Dans nos études interculturelles, nous avons constaté que les leaders non-coercitifs sont souvent décrits comme ayant de l'humilité, maniant les bons mots et faisant preuve de charisme. Ces traits se regroupent avec d'autres talents prosociaux, comme être capable de prendre les bonnes décisions au bon moment, le fait d'être culturellement progressiste ou encore faisant la promotion de l'équité. Ces qualités semblent susceptibles d'accroître le pouvoir des appels à l'aide internationale de Zelensky, dans la mesure où les populations de toutes les cultures préfèrent généralement soutenir ce type de leader.
Se méfier des perspectives binaires
Compte tenu de leurs différences extrêmes, il serait tentant de situer Poutine et Zelensky à l'une ou l'autre extrémité du spectre domination-prestige et de classer leurs styles de leadership comme nettement distincts. Cependant, l'ethnographie nous apprend à nous méfier des perspectives binaires. Dans toutes les cultures, les traits associés à la domination ou au prestige se chevauchent souvent. La force physique ou symbolique n'est pas seulement utile pour contraindre les faibles, elle peut aussi être utilisée pour générer et distribuer des avantages économiques, gagner la loyauté et le respect. La bravoure est liée à l'agressivité, à la coercition et à la domination, notamment dans les contextes militaires, mais elle est également associée à la défense, aux valeurs morales et à l'investissement prosocial. Les dirigeants prestigieux servent souvent de modèles culturels et Zelensky est rapidement devenu un symbole de la résilience ukrainienne, décernant des médailles de la bravoure aux soldats blessés, au personnel médical et à d'autres héros nationaux.

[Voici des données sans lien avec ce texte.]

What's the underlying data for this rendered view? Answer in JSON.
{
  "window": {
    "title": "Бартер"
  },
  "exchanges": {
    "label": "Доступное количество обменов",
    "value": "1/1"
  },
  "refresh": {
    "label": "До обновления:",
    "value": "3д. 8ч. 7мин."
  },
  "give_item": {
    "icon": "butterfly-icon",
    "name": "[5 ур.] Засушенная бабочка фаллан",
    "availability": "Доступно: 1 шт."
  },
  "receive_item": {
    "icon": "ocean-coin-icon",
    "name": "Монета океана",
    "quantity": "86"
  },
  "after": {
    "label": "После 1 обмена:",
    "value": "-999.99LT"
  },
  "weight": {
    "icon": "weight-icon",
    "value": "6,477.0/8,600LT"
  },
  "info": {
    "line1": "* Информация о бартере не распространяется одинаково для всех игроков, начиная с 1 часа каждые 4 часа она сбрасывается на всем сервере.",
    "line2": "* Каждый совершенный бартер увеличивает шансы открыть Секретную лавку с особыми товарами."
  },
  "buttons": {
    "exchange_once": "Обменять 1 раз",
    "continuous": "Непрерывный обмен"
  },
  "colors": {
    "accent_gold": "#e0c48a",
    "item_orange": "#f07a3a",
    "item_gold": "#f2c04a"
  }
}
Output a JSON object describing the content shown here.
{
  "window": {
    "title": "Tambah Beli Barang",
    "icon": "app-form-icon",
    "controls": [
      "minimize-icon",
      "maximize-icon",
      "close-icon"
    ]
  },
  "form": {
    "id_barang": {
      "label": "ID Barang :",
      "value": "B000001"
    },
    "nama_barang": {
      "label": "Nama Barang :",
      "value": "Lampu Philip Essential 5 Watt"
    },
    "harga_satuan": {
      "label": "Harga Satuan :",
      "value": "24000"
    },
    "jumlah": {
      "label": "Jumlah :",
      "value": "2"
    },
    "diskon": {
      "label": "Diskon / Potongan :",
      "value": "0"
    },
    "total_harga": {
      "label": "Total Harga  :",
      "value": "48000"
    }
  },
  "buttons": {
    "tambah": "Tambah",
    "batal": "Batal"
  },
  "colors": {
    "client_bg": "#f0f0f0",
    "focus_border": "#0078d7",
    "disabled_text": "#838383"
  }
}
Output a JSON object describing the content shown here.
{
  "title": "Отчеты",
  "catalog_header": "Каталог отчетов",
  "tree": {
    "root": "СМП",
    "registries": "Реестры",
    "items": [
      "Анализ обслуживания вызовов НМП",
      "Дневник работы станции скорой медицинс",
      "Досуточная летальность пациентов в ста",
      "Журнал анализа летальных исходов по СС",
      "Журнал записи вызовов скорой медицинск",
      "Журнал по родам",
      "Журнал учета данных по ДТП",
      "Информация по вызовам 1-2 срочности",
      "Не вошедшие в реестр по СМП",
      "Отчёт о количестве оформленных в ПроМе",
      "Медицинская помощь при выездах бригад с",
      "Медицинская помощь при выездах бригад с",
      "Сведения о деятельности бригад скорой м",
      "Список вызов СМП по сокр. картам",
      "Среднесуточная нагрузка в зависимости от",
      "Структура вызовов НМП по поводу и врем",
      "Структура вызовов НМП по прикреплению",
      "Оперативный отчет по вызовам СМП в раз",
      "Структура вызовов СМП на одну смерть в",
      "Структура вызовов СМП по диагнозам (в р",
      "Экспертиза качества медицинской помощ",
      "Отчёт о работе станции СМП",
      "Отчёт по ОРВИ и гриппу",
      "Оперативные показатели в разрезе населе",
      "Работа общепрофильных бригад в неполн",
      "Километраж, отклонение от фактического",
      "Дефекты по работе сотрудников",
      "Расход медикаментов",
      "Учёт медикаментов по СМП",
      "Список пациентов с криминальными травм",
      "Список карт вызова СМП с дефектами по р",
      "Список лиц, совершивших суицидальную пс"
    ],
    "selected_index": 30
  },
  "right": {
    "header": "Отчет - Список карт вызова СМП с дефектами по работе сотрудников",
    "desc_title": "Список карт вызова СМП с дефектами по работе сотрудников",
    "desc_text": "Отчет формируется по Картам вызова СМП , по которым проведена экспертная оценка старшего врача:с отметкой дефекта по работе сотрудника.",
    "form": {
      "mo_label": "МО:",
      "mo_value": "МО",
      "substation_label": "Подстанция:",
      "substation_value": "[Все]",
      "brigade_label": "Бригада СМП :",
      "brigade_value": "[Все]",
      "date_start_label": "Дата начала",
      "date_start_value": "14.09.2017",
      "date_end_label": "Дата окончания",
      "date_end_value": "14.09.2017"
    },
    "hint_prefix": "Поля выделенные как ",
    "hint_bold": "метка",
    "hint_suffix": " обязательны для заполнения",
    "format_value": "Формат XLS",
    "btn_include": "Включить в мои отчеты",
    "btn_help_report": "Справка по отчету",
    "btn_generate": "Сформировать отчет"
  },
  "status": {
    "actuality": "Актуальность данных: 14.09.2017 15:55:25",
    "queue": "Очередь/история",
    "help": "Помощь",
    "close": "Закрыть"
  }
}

Ce conflit est un excellent exemple de l'importance du leadership. Même dans nos sociétés aux multiples facettes, dotées de gouvernements et de procédures administratives, les décisions d'un seul individu peuvent avoir des ramifications mondiales, en particulier lorsque cet individu siège au sommet d'un gouvernement autoritaire. Mais les leaders peuvent aussi inspirer, susciter l'empathie, créer des liens émotionnels et générer de la générosité. Mon espoir est qu'une meilleure compréhension de notre psychologie et de notre riche diversité culturelle puisse guider nos sociétés vers de meilleur leaders.
Article paru dans La Tribune le 1er avril 2022.